Born in 1973 in Manila, the Philippines, where he continues to live and work, Ventura ranks as one of the most acclaimed artists of his generation in Southeast Asia. With their unique combinations of figurative motifs, his paintings and sculptures are now among the most recognizable images of contemporary art in Southeast Asia. His work features a complex layering of images and styles, ranging from hyperrealism to cartoons and graffiti. Ventura takes the layering process in his work as a metaphor for the multifaceted national identity of the Philippines. Over the centuries, the profound influences of various occupying powers – Spain, Japan, and the United States – along with the underlying indigenous culture, have produced a complex and at times uneasy sense of identity. Ventura explores this historical and psychic phenomenon through a dialogue of images evoking East and West, high and low, old and young – seen, for example, in allusions to Old Master paintings or Japanese and American cartoons. He draws our attention to the “second skin” of cultural signifiers that each person carries with him, however unwittingly. Ventura views skin as an expressive surface – written on with tattoos, concealed under layers of imagery, or exploding outwards to reveal an inner world of fantasy and conflict.
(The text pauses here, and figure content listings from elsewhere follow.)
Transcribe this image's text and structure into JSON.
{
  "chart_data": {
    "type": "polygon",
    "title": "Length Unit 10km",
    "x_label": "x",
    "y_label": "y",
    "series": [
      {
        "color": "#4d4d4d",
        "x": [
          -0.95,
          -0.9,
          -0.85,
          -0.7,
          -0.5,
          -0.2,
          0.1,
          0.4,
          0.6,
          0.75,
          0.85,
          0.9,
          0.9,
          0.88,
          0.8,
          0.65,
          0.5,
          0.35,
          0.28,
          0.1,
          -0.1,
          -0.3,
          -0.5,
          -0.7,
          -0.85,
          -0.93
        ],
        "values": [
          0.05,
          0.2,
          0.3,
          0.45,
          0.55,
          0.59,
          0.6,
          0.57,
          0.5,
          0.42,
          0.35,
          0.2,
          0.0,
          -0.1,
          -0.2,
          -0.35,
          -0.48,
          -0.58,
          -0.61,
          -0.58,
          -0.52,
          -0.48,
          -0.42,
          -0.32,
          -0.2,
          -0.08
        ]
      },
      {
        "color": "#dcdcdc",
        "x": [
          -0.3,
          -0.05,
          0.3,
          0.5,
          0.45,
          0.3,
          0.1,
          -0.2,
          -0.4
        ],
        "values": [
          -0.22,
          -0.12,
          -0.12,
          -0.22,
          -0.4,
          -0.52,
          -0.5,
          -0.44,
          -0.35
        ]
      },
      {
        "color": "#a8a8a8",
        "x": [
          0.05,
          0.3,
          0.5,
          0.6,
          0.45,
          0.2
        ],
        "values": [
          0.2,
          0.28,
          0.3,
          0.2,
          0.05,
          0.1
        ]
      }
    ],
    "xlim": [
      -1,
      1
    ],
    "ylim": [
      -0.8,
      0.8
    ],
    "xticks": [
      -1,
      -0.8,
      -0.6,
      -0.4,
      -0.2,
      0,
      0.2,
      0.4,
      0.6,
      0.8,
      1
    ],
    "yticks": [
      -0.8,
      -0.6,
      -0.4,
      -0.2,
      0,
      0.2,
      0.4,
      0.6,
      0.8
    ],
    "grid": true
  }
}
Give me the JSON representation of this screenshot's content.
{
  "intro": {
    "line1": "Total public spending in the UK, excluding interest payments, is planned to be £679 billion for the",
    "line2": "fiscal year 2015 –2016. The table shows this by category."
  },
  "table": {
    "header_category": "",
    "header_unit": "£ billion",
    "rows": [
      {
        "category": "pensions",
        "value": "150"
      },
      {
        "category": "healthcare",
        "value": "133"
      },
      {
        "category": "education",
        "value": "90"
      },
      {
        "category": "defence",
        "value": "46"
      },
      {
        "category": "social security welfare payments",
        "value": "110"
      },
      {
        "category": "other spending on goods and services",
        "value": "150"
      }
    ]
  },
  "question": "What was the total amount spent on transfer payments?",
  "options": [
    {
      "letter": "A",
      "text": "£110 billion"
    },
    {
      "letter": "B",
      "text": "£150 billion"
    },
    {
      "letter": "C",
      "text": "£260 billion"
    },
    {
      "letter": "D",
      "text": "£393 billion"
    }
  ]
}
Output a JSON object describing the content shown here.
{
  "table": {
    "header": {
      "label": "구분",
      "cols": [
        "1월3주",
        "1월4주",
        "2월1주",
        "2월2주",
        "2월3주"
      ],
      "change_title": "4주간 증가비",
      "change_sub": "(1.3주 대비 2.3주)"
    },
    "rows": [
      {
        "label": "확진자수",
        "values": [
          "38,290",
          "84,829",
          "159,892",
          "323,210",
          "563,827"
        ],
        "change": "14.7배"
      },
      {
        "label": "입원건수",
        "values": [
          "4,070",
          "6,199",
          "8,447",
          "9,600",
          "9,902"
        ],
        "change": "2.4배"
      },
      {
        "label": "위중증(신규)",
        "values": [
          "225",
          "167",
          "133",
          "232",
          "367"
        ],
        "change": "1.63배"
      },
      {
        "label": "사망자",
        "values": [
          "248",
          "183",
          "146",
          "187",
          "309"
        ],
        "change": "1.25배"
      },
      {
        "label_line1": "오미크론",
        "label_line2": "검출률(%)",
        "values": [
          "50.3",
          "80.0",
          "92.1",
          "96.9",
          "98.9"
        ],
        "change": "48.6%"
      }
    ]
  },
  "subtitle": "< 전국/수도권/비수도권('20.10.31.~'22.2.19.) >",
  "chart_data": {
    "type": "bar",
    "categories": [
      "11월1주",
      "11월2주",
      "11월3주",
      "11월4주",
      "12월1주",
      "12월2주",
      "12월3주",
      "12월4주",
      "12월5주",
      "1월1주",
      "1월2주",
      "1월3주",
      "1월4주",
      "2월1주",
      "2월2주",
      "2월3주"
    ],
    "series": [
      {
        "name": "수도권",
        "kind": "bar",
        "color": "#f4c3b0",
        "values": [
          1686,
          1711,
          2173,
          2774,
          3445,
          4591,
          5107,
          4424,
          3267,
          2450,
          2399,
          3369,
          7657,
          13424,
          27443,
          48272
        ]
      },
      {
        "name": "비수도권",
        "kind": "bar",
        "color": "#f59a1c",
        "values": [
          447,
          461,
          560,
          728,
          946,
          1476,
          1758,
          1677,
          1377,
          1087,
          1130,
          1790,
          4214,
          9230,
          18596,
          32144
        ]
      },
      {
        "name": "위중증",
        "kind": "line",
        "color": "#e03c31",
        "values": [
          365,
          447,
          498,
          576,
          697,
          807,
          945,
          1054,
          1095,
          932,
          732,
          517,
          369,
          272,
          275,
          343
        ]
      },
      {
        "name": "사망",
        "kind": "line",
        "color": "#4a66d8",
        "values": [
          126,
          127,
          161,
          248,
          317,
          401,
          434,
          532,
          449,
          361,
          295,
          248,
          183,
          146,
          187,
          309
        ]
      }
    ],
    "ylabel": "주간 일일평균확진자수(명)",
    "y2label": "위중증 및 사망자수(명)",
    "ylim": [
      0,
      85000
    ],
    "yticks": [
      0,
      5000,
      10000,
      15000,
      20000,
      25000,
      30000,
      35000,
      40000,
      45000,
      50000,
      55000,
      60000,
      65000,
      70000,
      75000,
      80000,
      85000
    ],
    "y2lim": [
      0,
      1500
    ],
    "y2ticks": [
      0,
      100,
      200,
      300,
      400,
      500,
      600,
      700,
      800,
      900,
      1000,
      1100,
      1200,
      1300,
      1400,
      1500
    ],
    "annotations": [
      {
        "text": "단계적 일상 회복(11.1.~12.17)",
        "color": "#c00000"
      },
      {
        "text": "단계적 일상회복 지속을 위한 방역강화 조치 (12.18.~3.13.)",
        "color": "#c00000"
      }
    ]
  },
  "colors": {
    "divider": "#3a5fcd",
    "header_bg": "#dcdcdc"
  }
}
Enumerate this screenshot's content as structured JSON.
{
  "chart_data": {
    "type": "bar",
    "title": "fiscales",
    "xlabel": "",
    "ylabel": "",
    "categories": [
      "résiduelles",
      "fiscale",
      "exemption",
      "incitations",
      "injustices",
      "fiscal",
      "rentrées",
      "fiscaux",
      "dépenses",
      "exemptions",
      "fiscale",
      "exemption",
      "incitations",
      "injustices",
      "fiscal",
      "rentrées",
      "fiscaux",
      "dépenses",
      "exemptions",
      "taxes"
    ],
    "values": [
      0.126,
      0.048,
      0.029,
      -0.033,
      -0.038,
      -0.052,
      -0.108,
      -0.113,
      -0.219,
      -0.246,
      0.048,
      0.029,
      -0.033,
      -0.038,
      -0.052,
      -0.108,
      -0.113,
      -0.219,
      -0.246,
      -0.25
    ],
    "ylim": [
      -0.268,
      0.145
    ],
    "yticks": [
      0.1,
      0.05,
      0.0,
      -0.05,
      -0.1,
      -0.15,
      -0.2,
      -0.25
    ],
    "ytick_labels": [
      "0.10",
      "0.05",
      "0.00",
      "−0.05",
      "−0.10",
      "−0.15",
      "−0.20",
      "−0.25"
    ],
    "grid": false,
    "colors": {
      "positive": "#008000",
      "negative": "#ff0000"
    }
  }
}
Ventura presented his first US solo exhibition, Metaphysics of Skin, at Tyler Rollins Fine Art in 2009, followed by A Thousand Islands in 2011. Other solo exhibitions of note include: Bulul, Ronald Ventura and the Traditional Art of the Philippines, Museo delle Culture, Lugano, Switzerland (2014); Watching the Watchmen, Vargas Museum, Manila, the Philippines (2012); Recyclables, Singapore Tyler Print Institute, Singapore (2012); and Mapping the Corporeal, National University of Singapore Museum (2008). He has also participated in such group exhibitions as Surreal Versus Surrealism in Contemporary Art, Institut Valencià d’Art Modern, Valencia, Spain (2011); the Nanjing Biennial (2010); and the Prague Biennale (2009).